夏休みといえども、さすがに住宅街の深夜は静かであった。
でも、人影をみると、知っている者でないか、ポケットに忍び込ませてあるカッターナイフを強く握りしめる。
駅の近くにある公園まで中学生の時は15分ほどで着いたのに、道のりは非常に遠く、心臓はバクバク喘ぎながら動いている。

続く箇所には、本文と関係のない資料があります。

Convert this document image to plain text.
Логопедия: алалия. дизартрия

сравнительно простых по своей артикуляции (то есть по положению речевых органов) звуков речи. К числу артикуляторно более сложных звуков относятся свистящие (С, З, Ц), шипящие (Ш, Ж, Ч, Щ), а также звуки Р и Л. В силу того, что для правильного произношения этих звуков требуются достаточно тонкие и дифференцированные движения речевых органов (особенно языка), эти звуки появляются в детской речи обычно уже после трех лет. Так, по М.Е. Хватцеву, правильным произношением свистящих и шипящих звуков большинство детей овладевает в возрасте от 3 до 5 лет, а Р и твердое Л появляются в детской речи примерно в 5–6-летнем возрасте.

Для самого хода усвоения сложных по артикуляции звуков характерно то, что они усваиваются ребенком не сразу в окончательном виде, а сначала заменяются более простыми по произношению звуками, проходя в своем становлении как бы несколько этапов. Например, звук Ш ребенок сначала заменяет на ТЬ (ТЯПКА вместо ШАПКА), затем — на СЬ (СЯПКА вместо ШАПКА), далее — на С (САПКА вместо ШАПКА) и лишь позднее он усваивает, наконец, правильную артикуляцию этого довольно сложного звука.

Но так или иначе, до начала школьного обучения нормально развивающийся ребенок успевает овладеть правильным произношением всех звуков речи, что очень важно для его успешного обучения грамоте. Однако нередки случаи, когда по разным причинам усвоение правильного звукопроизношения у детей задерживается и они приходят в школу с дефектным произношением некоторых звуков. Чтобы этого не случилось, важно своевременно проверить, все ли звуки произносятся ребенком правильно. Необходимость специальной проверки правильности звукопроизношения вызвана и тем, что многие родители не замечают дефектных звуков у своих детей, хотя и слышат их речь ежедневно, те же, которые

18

公園の灯りが見えてくると、さらに、恐怖と不安で足が止まり、このまま歩けば、心臓が止まるかもしれないのではという思いとともに、猛烈な吐き気に襲われる。
誰かが見ている、せせら笑っているような声、臆病者と言っている声等の声が聞こえる。
もう限界である。
家族が寝静まった家にもどり自室に入る。安堵感が全身にみなぎる。
カッターナイフを取り出し、刃を見る、血液は付着してない。よかった、人を傷つけなかった。自分も死ななかった。
でも、何か充実感を感じる、3年ぶりに外を歩いた。充実感は軽い疲労感だけではない。恐怖や不安感とこの充実感を満たすための葛藤が始まった。
恐怖感や不安感は自分を知っている者や嘲笑されるであろう恐怖感からくる。おそらくは学校や社会に出て行かれず、同級生の群れから離れた焦りや不安からくる劣等感が自分を支配しているからであろう。そして、なによりも怖いのは、さらに自分は傷つけられ死ぬのではないかという思いである。
歩くと声を掛けられるかもしれない。それなら、自転車を使えば、相手が気がついた時には、走り去っているかもしれない。それなら、大丈夫かもしれない、中学時代に乗っていた自転車まだ乗れるだろうか。
次の日の深夜、自転車に乗って外に出た。ポケットには勿論、カッターナイフと小銭入れが入れてある。できれば、30分程で着くはずの、海に行ってみたい。だだ、ぼんやり、夜の海が見たかった。
先週は海外出張のためお休みしました。